Preparation time: 25 minutes
Servings: 3
This Sichuan-style cold noodle salad is perfect during hot summer days! It is also super easy and quick to make: try it now!
INGREDIENTS
- 250g wheat noodles
- 150g chicken breast
- 100g bean sprouts
- 1 small carrot
- ½ cucumber
- 2 spring onions
- 1 Tbsp Shaoxing rice wine
- Ginger
- Peanuts
- Oil
- Sesame seeds
Sauce mix:
- 1 Tbsp chili oil with dried shrimps and black beans
- ½ Tbsp premium light soy sauce
- 1½ Tbsp rice vinegar
- 1 Tbsp sugar
- Sichuan pepper powder
PREPARATION
Slice the carrot, cucumber, ginger and spring onions into thin strips. Finely chop the garlic. Roughly chop the peanuts. Put aside half of the spring onions and ginger for the garnish. Blanch the bean sprouts briefly in boiling water. Take them out and rinse with cold water.
Bring 1 liter of water to a boil. Add the noodles. Cook the noodles for 2 minutes until al dente. Take out the noodles and rinse them with cold water.
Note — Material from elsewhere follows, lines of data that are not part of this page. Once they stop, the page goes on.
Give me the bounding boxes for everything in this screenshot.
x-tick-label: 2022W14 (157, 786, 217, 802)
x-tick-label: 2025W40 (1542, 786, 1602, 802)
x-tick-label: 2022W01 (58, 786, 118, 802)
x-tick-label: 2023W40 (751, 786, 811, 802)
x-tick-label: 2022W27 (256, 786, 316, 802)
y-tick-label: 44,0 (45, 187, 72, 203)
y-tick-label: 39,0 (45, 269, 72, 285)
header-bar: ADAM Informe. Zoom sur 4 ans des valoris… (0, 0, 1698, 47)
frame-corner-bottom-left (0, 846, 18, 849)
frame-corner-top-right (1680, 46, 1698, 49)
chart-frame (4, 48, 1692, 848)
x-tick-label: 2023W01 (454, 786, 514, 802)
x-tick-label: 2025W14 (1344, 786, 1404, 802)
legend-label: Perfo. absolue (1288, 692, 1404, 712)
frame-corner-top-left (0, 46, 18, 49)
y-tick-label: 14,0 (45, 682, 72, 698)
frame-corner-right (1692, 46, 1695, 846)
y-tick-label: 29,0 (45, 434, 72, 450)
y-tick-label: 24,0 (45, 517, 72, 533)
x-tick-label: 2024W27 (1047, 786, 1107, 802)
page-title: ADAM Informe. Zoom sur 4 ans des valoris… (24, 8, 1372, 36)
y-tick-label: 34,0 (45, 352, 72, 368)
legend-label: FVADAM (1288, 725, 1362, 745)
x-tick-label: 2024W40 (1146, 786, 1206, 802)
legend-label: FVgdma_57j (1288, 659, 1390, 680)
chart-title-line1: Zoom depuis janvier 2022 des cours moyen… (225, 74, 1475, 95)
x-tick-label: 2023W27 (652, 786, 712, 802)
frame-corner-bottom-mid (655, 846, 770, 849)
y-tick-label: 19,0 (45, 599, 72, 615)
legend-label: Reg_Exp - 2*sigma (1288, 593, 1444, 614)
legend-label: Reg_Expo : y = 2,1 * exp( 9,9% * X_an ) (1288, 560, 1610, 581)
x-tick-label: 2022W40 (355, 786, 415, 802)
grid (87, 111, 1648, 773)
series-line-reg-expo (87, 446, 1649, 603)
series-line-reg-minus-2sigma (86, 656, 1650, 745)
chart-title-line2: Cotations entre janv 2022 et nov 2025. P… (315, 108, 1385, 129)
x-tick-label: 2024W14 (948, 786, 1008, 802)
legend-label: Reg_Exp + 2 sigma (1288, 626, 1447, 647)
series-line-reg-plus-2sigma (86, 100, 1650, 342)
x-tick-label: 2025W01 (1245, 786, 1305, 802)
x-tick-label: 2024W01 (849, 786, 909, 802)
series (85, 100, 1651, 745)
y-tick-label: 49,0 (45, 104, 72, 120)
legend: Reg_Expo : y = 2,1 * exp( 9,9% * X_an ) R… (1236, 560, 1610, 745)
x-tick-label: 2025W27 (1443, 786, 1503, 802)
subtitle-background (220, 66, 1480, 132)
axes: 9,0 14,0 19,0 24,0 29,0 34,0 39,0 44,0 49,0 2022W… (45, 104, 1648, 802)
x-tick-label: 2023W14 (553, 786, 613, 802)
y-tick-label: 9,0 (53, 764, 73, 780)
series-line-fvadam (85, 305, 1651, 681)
Bring 500 ml of water to a boil, together with the chicken breast. Boil the chicken until done. Take it out and shred the chicken with 2 forks. Then add 1 tablespoon of Shaoxing rice wine, and add half of the spring onions and ginger. Put it aside.
Mix the ingredients for the sauce mix in a bowl.
Put the cooled noodles in a bowl. Top it with the chicken pieces, cucumber, bean sprouts, carrot, peanuts and the leftover spring onions. Add 1 tablespoon of sauce mix. Stir well. Sprinkle some sesame seeds on top.